The expansion follows the Samsung Health Monitor app's receipt of a CE mark in December. With this, the company said that it is now permitted to activate the features in 28 European countries, including the U.K. (See the full list in Samsung's announcement.) On top of these, the tech company said that it would also be sending the health-tracking features live in three other countries: Chile, Indonesia and the UAE.
Samsung said that the updates will be "progressively available" on its Galaxy Watch3 and Galaxy Watch Active2 devices beginning on February 4, with the exact timing of each release varying by market and carrier.
Both features are accessed through the Samsung Health Monitor app.
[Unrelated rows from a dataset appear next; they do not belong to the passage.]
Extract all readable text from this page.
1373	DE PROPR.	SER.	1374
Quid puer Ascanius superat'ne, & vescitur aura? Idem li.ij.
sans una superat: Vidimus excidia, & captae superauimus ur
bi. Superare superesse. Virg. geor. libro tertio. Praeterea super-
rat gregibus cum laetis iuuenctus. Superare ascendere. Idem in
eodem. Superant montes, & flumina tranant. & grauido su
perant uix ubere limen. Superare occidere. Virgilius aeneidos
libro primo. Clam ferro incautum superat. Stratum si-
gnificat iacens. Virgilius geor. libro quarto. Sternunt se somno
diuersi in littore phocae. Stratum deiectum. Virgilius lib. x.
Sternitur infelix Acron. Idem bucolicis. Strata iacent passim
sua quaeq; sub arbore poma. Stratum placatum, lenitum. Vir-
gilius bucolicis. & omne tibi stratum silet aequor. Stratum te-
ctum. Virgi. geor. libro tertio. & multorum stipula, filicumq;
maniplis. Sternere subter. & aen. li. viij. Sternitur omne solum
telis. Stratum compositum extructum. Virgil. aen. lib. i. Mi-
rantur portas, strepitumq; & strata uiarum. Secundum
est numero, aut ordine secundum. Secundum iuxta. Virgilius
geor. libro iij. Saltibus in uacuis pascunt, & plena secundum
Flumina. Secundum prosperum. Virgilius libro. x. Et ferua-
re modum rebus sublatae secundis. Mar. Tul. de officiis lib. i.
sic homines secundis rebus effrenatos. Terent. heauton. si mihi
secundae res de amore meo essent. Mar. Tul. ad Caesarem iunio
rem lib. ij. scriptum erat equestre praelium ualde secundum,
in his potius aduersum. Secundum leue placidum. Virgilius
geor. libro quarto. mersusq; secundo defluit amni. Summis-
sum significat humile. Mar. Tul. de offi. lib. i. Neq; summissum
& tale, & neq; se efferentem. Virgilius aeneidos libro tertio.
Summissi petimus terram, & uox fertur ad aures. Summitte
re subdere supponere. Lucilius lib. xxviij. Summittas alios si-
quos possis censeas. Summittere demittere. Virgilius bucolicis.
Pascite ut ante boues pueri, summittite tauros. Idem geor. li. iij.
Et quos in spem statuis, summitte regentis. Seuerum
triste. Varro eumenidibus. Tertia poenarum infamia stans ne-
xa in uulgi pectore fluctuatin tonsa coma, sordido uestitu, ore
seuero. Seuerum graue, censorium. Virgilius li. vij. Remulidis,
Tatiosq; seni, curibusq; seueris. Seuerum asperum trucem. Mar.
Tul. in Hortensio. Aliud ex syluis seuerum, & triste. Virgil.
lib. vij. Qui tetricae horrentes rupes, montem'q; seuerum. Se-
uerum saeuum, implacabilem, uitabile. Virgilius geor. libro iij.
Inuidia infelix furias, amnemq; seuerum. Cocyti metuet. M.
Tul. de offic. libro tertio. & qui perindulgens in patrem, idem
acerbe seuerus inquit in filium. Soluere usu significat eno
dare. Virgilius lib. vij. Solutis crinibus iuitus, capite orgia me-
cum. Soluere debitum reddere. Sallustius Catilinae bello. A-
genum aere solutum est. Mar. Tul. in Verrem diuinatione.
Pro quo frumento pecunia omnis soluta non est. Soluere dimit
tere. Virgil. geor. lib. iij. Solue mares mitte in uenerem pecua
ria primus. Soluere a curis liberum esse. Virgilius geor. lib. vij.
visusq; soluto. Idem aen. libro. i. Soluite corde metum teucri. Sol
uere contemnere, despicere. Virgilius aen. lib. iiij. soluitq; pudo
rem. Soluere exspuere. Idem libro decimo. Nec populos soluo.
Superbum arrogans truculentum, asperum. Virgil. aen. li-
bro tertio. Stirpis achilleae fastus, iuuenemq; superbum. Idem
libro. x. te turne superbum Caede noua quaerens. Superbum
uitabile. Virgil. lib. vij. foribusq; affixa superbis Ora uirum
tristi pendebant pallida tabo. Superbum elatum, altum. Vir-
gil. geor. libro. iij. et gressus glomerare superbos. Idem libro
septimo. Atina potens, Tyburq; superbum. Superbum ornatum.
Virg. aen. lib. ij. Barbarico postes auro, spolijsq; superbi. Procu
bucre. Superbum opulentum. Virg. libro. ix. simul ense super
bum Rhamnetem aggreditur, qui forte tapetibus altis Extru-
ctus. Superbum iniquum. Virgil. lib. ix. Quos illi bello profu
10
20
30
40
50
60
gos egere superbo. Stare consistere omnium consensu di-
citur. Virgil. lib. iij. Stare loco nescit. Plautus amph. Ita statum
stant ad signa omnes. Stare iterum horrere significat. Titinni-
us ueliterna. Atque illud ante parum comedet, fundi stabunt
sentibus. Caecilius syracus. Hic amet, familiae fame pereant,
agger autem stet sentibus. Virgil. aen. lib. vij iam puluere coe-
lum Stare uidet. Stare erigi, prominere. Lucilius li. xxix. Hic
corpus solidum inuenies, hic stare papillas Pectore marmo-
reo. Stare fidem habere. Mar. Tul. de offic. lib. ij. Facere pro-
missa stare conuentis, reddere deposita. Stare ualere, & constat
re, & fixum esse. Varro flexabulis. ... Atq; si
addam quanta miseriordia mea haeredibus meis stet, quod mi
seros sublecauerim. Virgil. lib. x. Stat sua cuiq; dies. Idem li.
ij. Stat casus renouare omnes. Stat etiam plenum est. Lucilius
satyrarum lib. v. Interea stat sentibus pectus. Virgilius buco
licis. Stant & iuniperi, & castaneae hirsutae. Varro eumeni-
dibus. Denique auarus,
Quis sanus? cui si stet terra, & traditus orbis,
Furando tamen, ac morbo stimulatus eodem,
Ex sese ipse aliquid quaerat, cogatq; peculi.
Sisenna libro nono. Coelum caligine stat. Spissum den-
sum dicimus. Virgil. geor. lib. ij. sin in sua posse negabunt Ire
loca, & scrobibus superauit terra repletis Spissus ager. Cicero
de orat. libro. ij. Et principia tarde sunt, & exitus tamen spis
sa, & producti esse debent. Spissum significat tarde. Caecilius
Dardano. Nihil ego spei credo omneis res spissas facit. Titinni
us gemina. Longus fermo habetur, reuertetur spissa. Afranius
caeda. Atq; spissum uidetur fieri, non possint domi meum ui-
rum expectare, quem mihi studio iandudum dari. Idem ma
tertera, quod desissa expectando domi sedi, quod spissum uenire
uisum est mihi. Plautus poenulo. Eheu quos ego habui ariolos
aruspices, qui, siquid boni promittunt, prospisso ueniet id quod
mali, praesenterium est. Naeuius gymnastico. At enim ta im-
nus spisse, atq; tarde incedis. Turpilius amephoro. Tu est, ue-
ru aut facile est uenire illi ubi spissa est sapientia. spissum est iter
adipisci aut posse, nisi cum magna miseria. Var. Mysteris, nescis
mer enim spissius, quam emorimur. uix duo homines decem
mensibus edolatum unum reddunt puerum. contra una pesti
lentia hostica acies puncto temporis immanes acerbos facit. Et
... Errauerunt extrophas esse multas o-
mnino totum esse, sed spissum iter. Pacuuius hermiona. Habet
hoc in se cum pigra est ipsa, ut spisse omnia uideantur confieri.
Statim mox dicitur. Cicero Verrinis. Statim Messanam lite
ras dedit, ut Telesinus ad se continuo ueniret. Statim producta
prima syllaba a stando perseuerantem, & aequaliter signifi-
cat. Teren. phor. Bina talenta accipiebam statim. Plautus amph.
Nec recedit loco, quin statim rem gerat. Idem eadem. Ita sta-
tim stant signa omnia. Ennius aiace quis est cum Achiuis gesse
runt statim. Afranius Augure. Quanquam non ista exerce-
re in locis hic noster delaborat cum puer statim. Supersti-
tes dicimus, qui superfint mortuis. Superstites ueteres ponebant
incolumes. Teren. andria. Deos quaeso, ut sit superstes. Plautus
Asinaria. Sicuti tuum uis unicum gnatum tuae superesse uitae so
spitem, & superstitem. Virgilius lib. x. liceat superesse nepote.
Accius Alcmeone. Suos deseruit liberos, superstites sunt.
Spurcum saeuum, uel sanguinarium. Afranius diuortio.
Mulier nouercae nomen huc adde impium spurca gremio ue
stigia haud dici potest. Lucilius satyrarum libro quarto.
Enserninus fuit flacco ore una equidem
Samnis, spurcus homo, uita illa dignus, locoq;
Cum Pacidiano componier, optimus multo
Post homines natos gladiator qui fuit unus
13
Blood pressure is measured using heart rate monitoring sensors to conduct pulse wave analysis, although users must calibrate their device every four weeks using a traditional cuff.
The ECG feature, meanwhile, has users rest their forearm on a flat surface and place a fingertip from the opposite hand on the device's top button for 30 seconds. From this, the app will classify its readings as regular (sinus rhythm) or irregular (atrial fibrillation). Per Samsung, these readings are not intended to replace professional diagnosis or treatment.
WHY IT MATTERS
Recently published data estimate a worldwide prevalence of registered atrial fibrillation of roughly 37,500 million cases, with signs that that case counts have been on the rise during the last 20 years.
Smartwatch ECG, blood pressure monitoring and other consumer-friendly health tools can help individuals be more aware of whether or not they should consult a clinician or specialist about their condition, and potentially empowers individuals to take a more active role in their own care and health behaviors.
While Samsung's tools are already available in a few of the company's key markets, the widespread launch across Europe and a few other countries will greatly increase consumer access to the technology.
“Nearly one million people have used the Samsung Health Monitor app to manage their health since its initial launch in Korea last June,” TaeJong Jay Yang, corporate SVP and head of the Health Team and Mobile Communications Business at Samsung Electronics, said in a statement. “We’re committed to bringing this innovative health service to more people across the world, and the latest expansion marks a major milestone in our mission.”
THE LARGER TREND
Of course, for Samsung the broader ECG and blood pressure feature rollout is an important step in keeping pace with its competitors.
Apple, which leads the consumer smartwatch market, has been front-and-center with built-in ECG since the Series 4 Apple Watch in 2018. Fitbit has also been working to keep pace, having finally received U.S. and E.U. regulatory clearances for its ECG app in September, while France-based Withings first unveiled its ECG-enabled ScanWatch more than a year ago, but is still waiting on the FDA go-ahead.
On the blood pressure monitoring front, Omron Healthcare has offered a smartwatch with a built-in blood pressure cuff for the last few years. Others have targeted a cuff-less approach that relies on optical sensors. An example is the Swiss startup Aktiia, which announced today that its device has received a CE mark.